Perhaps there is something in the water - worldwide. Or maybe it is a couple of spoiled, unrealistic OECD generations coming to immaturity. Whatever it is, the unreasonable demands and unrestrained actions of groups of people who should know better are getting louder. It happened again in late January when protesters who were turned back from the World Economic Forum meeting in Davos, Switzerland, rioted in Zurich, burning cars and smashing windows.
The protesters claimed liberalization and globalization of world trade were increasing business profits and personal wealth at the expense of the poor and the environment. It was an uglier replay of similar demonstrations at Seattle, Wash., and Calgary, Alberta. Whatever is at work here is brutal, thuggish and professional, not rational and caring. It is football hooliganism with a respectable façade.
Those are harsh words, you may say. Not so, I contend. Consider Thomas Malthus, a 19th century economist. His Malthusian Theory maintained the world's population would grow at a rate that outstripped the means of its subsistence and, left unchecked by moral restraint or disaster, would result in widespread poverty, famine and death. He was right, as far as he could see. That the world's population did not start down the steep slope to famine and degradation was not due to moral restraint or famine. It was almost entirely due to the newly developing global economy that, coincidentally, resulted in the enrichment of a number of individuals. The world's escape was due to the dissemination of modern agricultural techniques, to the dissemination of advances in medicine, to the spread of technology that enabled progress and escape. Since the beginning of the industrial revolution in the early 18th century, the world has been continually saved by technology. To argue that, in any instance from the 18th century until today, this salvation of the larger mass of humanity should have been sacrificed to avoid the creation of an elite industrialist class is absolute absurdity.

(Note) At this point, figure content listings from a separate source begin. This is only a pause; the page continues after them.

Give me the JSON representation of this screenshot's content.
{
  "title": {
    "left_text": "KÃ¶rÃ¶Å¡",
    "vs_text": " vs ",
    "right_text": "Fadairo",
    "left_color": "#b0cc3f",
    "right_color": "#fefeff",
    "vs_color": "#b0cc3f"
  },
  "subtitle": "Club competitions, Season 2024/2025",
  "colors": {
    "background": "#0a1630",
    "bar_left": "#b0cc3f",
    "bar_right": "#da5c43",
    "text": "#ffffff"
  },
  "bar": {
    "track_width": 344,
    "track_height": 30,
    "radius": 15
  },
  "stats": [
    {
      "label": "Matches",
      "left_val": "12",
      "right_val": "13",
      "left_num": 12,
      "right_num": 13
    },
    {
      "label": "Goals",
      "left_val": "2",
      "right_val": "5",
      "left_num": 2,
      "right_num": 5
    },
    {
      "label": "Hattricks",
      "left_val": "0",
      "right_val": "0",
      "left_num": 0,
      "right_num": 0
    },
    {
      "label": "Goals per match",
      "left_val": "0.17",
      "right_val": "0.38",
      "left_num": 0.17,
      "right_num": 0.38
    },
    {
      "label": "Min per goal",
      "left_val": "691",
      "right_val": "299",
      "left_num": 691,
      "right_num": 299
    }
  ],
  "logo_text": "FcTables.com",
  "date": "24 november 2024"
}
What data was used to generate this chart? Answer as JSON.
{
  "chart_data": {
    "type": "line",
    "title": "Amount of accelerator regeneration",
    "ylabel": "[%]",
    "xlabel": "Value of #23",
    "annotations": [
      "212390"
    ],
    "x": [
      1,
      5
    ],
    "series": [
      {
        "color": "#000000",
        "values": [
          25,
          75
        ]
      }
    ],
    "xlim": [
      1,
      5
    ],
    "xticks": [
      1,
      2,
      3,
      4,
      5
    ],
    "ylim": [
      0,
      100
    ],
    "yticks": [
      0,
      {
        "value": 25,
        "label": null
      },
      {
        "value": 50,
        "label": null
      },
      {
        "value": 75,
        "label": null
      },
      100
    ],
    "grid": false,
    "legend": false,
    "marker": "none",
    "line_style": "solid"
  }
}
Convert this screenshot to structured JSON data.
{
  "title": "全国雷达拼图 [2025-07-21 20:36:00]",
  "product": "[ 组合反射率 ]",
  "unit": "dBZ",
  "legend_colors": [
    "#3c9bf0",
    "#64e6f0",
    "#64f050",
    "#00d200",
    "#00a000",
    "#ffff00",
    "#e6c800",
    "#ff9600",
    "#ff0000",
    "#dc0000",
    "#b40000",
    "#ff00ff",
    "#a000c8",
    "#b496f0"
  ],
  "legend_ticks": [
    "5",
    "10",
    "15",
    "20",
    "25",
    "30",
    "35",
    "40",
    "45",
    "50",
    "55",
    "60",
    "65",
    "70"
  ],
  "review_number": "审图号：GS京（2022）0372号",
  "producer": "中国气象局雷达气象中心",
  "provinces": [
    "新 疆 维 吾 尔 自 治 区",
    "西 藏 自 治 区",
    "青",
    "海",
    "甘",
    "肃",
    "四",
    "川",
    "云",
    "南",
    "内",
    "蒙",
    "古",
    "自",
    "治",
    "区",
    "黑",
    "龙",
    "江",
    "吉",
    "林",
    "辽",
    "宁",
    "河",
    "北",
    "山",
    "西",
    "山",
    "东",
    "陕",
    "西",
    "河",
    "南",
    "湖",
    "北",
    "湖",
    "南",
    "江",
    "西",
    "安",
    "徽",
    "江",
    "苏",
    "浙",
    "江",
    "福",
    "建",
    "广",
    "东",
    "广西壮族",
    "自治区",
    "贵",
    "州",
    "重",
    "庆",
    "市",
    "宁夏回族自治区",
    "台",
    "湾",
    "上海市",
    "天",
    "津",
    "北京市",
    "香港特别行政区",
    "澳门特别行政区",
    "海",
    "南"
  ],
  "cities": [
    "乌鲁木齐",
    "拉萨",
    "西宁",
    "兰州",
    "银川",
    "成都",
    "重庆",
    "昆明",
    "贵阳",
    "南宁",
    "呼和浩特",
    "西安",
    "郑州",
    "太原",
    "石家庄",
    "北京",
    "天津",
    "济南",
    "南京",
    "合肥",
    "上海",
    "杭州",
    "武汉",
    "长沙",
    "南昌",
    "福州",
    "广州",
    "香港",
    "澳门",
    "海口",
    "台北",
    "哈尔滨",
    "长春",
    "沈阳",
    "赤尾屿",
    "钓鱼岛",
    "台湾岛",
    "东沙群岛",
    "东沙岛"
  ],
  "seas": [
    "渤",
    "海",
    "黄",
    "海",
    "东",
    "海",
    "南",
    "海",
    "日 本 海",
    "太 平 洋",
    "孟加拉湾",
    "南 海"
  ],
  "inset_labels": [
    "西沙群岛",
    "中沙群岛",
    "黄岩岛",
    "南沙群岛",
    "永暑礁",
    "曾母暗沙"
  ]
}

As malicious as these miscreants are, they pale beside the legalized, highly focused extortion being practiced by the legal community, primarily in the United States, against industry. Across the board, companies such as Texaco, Coca-Cola, the international air carriers and other large business have been brought to court and assessed, or assented to, ludicrous settlements under laws that encourage such behavior. These thugs, the growing group of plaintiff attorneys specializing in legal shakedowns, are not, as the previous group, in it for the sport and notoriety; they are in it for the big bucks. One need only look at the recent judgement by an Alabama court against Exxon to determine motives. While being docked some US $87 million in compensatory fines for alleged underpayment of royalties to the state, Exxon was fined more than $3 billion, an unimaginably absurd figure, in punitive damages. And Exxon stuck it out in court. Others, such as Texaco, in its recent racial discrimination suit, settled out of court. In many cases, attorney's fees amount to a least one-third of the amount awarded to the plaintiffs.
While the professional rabble-rousers and the attorneys deserve most of the blame for this mounting crisis, we, as important members of the worldwide industrial community, cannot escape blame. Our incessant fear that our images will be blemished in the public eye leaves us partially paralyzed - and open to an outright, old-style, gangland shakedown. If we do not cooperate, we are led to believe, these groups will make it so tough on us - in the court of public opinion and in the legal courts - that we will wish we had never been born.
The situation is only going to get worse if industry does not stand up and say, "Enough." And if we don't, we may wish we had never been born.